Although previous editions of the National Federation of State High School Associations rule book indicated a recommended numbering system nearly identical to the NCAA's, later editions from approximately 2000 onward only indicate the bare minimum requirements: offensive linemen must be numbered from 50 to 79, while all other positions including backs and ends must wear numbers either from 0 to 49 or 80 to 99. The number 0 was made legal in 2022, although it remains banned as the first digit of a two-digit number.
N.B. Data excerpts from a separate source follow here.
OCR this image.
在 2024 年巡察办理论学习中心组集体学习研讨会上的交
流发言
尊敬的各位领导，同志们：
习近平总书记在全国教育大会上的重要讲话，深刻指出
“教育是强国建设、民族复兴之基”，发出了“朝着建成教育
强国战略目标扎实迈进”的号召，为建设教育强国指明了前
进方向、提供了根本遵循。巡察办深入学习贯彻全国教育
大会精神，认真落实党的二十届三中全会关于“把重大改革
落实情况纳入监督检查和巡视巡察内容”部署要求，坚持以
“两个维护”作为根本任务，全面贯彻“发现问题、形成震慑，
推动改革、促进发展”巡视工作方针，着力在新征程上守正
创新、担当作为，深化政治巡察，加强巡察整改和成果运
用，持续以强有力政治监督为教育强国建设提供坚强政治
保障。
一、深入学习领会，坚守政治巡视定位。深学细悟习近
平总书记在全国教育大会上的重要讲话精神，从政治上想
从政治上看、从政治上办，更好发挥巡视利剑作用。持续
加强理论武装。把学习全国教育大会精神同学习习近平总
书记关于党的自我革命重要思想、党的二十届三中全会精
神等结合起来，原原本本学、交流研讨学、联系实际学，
In forms of the game that have fewer than 11 men (most notably eight-man football and six-man football) a player can wear any number. In eight-man, there are only three ineligible receivers and in six-man, all players are eligible receivers.

==In popular culture==
Unusual uniform numbers have been used in comedy films, including:

- Three Little Pigskins (1934) – The Three Stooges wore "numbers" H_{2}O_{2}, ½, and ? (a question mark)
- Gus (1976) – the title character, a placekicking mule, wore No. 00
- The Longest Yard (2005) – Joey "Battle" Battaglio (played by Bill Goldberg) wears the number 10 but represented by the Roman numeral X.